Maar dat hersenen en geest samenhangen, betekent ook weer niet dat die hersenprocessen identiek zijn, zoals het materialisme — en iemand als jullie Swaab — beweert’, gaat Gabriel verder. Hij geeft de ervaring van de smaak van chocolade als voorbeeld. ‘We kunnen in de hersenen processen waarnemen; bepaalde delen lichten bijvoorbeeld op als we chocolade eten. Maar waar is de smaak van chocolade? Niet ín de hersenen: ik zou niet weten hoe die smaken. Ja, sommige volkeren eten hersenen, maar ze smaken zeker niet naar chocolade!’

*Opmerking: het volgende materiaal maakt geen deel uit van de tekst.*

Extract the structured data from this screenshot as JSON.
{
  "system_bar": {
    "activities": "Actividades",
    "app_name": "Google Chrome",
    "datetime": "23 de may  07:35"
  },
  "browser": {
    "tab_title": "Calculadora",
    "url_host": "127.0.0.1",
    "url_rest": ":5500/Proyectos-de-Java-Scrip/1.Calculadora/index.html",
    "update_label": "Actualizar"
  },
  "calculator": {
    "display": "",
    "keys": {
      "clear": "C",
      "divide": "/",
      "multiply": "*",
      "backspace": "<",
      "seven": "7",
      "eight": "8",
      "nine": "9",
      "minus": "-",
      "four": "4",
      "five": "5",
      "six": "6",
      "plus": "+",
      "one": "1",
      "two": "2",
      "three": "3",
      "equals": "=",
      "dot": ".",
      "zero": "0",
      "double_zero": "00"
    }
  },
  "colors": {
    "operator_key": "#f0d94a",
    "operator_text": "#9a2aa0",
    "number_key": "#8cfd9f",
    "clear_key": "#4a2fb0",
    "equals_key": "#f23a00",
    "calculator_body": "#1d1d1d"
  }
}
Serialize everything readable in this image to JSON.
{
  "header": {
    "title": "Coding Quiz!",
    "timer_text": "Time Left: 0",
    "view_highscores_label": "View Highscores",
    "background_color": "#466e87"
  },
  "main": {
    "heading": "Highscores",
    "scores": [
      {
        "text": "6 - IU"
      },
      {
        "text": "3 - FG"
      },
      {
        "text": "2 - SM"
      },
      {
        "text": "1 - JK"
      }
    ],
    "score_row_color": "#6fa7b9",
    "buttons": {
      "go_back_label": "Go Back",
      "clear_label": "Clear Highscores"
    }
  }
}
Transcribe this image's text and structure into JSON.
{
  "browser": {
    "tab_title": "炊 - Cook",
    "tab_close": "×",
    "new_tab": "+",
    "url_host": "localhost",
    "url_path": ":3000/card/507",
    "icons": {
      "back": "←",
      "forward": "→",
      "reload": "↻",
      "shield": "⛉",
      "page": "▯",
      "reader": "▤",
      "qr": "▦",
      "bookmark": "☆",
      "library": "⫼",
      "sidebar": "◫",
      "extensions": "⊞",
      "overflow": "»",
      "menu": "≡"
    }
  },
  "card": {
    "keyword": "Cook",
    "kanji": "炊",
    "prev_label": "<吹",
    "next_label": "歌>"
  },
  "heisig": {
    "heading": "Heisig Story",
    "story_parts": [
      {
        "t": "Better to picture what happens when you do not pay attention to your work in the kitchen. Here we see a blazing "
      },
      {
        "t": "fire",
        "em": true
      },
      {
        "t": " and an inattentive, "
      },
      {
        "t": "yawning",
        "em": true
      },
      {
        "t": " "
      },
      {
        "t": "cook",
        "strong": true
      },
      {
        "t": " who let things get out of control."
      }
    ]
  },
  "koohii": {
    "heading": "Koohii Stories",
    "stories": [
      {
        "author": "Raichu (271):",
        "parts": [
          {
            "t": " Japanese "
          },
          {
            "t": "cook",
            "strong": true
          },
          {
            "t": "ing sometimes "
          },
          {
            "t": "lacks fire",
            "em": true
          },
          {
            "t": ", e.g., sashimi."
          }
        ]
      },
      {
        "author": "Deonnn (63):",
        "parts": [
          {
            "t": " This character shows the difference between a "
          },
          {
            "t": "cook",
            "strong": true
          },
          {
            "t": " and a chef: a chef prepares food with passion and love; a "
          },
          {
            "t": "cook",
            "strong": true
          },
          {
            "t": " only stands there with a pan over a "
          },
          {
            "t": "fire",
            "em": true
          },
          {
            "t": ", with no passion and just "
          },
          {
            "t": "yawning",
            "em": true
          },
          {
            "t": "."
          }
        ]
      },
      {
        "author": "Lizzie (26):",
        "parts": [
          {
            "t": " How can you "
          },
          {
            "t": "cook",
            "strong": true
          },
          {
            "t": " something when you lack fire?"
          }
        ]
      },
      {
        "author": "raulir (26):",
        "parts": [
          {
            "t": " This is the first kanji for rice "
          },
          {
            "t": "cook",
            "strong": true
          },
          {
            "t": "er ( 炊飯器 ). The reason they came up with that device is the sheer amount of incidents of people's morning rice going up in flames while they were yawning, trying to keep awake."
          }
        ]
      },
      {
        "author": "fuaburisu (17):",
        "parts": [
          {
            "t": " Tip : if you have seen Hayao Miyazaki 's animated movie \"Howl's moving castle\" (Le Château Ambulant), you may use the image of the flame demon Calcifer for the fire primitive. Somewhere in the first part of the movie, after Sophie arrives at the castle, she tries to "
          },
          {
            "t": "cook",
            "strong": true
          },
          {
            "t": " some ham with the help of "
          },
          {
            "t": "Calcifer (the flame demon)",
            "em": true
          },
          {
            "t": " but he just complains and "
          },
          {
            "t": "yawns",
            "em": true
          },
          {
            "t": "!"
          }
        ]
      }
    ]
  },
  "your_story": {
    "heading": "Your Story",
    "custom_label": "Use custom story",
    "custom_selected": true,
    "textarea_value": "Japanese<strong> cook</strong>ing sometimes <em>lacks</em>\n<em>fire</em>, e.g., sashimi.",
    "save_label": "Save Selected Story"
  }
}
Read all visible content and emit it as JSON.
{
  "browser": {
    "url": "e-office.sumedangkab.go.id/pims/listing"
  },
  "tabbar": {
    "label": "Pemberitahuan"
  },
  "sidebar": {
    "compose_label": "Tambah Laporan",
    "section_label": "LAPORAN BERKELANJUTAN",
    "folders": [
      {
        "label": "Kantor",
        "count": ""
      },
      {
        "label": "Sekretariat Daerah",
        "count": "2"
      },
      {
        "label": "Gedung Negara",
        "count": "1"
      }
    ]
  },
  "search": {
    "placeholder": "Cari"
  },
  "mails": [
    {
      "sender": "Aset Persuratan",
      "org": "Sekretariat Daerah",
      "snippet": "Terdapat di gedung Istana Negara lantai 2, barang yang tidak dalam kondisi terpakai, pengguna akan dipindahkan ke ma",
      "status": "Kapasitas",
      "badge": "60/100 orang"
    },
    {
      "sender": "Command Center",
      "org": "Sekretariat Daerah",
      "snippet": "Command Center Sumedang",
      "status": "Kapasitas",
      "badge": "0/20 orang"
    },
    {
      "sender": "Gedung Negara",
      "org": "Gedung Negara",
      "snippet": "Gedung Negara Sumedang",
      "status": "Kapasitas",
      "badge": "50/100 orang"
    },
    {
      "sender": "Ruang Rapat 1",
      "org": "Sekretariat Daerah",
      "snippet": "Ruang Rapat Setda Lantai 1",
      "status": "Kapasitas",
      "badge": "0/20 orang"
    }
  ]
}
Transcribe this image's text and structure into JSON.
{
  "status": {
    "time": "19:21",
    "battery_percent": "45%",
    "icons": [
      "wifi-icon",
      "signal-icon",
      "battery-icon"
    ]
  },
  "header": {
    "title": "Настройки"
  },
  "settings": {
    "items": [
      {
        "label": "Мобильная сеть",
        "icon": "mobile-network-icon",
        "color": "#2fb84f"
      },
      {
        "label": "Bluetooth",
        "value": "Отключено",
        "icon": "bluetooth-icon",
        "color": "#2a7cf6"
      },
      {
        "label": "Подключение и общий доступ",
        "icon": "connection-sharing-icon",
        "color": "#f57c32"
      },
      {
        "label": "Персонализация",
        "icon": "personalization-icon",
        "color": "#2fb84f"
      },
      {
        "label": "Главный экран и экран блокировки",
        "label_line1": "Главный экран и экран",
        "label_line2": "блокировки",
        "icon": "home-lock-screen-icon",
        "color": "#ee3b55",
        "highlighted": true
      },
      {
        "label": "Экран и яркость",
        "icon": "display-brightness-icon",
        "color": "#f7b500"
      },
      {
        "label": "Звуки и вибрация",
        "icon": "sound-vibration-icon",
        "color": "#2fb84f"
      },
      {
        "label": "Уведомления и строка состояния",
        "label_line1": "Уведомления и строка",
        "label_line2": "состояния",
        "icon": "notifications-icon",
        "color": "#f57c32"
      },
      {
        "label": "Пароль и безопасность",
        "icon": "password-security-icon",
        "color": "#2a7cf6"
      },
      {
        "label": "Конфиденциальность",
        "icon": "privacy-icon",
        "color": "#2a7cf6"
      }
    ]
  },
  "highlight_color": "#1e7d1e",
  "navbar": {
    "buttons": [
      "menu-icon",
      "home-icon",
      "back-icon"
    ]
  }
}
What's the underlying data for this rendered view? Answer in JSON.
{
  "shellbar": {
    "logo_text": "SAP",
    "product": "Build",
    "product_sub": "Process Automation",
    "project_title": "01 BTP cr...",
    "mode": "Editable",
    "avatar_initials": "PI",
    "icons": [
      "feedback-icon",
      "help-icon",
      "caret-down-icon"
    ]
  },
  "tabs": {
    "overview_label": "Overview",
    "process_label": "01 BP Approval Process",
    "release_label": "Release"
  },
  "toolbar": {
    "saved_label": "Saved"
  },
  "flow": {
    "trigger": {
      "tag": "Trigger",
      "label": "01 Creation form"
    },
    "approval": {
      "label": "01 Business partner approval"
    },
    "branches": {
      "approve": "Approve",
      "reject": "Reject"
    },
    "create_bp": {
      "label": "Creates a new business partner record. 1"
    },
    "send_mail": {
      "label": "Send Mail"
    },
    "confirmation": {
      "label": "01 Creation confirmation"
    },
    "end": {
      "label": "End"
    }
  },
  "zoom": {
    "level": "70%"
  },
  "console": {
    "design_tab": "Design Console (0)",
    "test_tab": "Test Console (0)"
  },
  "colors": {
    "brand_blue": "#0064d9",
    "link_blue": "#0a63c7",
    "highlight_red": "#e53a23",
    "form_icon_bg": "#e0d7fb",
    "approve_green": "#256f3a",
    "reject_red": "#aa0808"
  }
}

Wat is dan precies de positie van Gabriel, als hij niet vindt dat lichaam en geest samenvallen, maar als hij ook ontkent dat lichaam en geest twee gescheiden domeinen zijn? ‘Het is de reductie van het geestelijke tot die materiële werkelijkheid die ik verwerp’, zegt Gabriel. Volgens hem neigen we daar ook toe, omdat we uitgaan van de foutieve opvatting dat er één entiteit is — de wereld — die alles wat bestaat omvat. ‘Dat is een metafysische opvatting die uiteindelijk leidt tot generaliserende uitspraken als: “Alles is water”, of: “Er zijn alleen maar elementaire deeltjes waaruit de wereld is opgebouwd.”

Maar de wereld bestaat niet, beweerde Gabriel al in zijn eerder verschenen boek (2014) Waarom de wereld niet bestaat. De opvatting dat er één wereld is, ligt ten grondslag aan wat hij het ‘oude realisme’ noemt, waartoe hij ook het ‘neurocentrisme’ van iemand als Swaab rekent. Deze vorm van realisme gaat ervan uit dat er een echte wereld zou zijn die alles wat bestaat bevat en onafhankelijk is van onze gedachten en percepties — de wereld van de dingen op zichzelf. Gabriel: ‘Dat is onjuist. Als alleen dingen onafhankelijk van onze gedachten kunnen bestaan, dan bestaan onze gedachten niet. Dat is een fundamenteel probleem van het oude realisme.’

Bewustzijn bestaat

Er is niet één wereld, er zijn meerdere werelden, zegt Gabriel. En tot die werelden behoren ook de zaken die alleen maar kunnen verschijnen als er een toeschouwer is, die afhankelijk zijn van de menselijke perceptie: kleuren, morele waarden, liefde, bewustzijn en zelfbewustzijn. Al die zaken bestaan. Wat het verschil uitmaakt tussen een berg en liefde is niet de mate van realiteit, van de echtheid ervan, maar het verschil tussen de verschillende werelden — of domeinen — waartoe ze behoren.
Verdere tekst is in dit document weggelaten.